The story opens with Santiago at a dilapidated church where he stays for the night with his sheep. He dreams a dream for the second time here and decides to go to a gypsy in town to have it read for him. It is with the gypsy that Santiago describes the details of this dream. First, he is in the field with his sheep when a child appears to him. The child then plays with the sheep, which causes him to tell the child to stop. He believes that the sheep don't like strangers. Apparently, the child ignores Santiago in the dream and continues to play with the sheep for a long time. All of a sudden, the child gets up, takes him by both hands, and transports him all the way to the Egyptian pyramids. This is curious to Santiago because in his inexperienced life, he had never even known what the pyramids were; so, having a dream about something he had never seen or known before proves that it is not of his own making. In the dream, the child then says to him, "If you come here, you will find a hidden treasure" (13-14). The dream stops there and Santiago wakes up. The gypsy then postpones payment for the reading and tells him to pay her ten percent when he finds his treasure.

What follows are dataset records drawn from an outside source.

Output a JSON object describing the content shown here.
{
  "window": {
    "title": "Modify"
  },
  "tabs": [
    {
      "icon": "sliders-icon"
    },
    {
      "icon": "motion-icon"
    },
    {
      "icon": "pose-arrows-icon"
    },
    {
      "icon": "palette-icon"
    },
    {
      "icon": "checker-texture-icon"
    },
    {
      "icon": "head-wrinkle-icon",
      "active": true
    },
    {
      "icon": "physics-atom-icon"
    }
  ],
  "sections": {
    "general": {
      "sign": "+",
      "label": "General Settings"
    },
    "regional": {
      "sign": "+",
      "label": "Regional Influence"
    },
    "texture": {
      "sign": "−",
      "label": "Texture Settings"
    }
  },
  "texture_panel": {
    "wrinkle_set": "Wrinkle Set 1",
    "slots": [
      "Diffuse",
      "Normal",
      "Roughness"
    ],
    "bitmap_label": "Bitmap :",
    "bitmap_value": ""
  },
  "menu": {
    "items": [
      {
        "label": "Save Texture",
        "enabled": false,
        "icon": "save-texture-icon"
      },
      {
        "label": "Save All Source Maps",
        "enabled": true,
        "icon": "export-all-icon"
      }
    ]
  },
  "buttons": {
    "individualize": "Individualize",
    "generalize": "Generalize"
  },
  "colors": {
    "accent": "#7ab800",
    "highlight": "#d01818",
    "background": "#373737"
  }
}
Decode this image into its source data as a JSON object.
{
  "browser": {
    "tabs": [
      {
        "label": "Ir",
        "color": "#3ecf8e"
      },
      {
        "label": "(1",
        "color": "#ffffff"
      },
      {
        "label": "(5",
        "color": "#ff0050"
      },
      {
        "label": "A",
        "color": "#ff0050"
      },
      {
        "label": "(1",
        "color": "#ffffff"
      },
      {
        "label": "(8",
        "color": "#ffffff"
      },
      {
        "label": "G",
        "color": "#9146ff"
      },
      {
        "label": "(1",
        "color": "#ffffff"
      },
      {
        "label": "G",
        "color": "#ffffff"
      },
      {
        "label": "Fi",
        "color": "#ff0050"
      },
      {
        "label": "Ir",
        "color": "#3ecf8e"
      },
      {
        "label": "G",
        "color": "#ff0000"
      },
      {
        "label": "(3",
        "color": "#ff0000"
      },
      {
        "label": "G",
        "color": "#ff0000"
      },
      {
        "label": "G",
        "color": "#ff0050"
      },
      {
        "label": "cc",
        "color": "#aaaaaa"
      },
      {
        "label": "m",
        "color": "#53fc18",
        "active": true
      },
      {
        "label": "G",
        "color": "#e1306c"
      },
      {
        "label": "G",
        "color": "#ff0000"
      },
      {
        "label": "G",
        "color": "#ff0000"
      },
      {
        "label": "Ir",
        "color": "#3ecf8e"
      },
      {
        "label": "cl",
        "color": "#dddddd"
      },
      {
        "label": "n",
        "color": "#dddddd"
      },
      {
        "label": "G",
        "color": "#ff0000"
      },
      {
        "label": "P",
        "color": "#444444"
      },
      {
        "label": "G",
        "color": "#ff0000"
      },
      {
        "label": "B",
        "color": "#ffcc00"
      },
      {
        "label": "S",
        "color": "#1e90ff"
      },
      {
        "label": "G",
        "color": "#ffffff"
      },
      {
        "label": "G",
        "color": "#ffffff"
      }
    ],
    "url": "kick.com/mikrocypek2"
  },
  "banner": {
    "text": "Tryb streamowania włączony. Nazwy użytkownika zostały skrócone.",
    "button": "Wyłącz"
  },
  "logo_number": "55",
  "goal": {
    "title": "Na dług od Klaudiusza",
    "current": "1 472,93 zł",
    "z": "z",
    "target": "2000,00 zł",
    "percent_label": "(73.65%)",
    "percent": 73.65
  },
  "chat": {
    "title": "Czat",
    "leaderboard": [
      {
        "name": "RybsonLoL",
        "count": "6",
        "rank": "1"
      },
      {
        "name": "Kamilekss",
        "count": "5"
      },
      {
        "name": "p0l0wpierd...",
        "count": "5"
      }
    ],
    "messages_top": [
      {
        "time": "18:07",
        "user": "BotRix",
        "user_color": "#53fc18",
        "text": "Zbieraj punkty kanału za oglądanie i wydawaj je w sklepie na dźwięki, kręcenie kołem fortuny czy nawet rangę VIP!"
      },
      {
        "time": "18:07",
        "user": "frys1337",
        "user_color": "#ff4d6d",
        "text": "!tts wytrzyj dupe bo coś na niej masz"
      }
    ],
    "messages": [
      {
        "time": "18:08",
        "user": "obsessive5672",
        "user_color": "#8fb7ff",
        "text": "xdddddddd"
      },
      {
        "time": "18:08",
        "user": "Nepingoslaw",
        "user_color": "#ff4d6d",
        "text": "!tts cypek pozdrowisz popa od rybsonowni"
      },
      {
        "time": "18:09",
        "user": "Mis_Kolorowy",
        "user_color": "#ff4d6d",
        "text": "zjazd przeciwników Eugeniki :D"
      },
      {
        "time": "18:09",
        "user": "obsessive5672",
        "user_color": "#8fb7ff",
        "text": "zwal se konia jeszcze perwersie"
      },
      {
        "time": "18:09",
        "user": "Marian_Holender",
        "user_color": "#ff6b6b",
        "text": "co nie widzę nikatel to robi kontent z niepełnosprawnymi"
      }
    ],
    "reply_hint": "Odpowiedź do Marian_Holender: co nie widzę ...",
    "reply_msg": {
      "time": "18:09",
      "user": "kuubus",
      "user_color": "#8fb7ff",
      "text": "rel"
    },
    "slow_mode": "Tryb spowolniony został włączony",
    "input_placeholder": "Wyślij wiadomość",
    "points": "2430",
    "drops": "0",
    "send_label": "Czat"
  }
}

The dream that Santiago has is Egyptian pyramids and treasure.
Dreams are an important motif in the book. On a literal level, they are stories we take part in when we sleep. On a figurative level, they are who we want to be. Santiago is very dream-conscious.
It’s the possibility of having a dream that makes life interesting. (p. 11)
Santiago is obsessed with his dream, his own Personal Legend, and what it means. He seeks out mentors, like the old woman and the gentleman, who can explain it. He travels away from his shepherd’s home to pursue his dream and what it means, only to discover that his dream was waiting for him all along at home.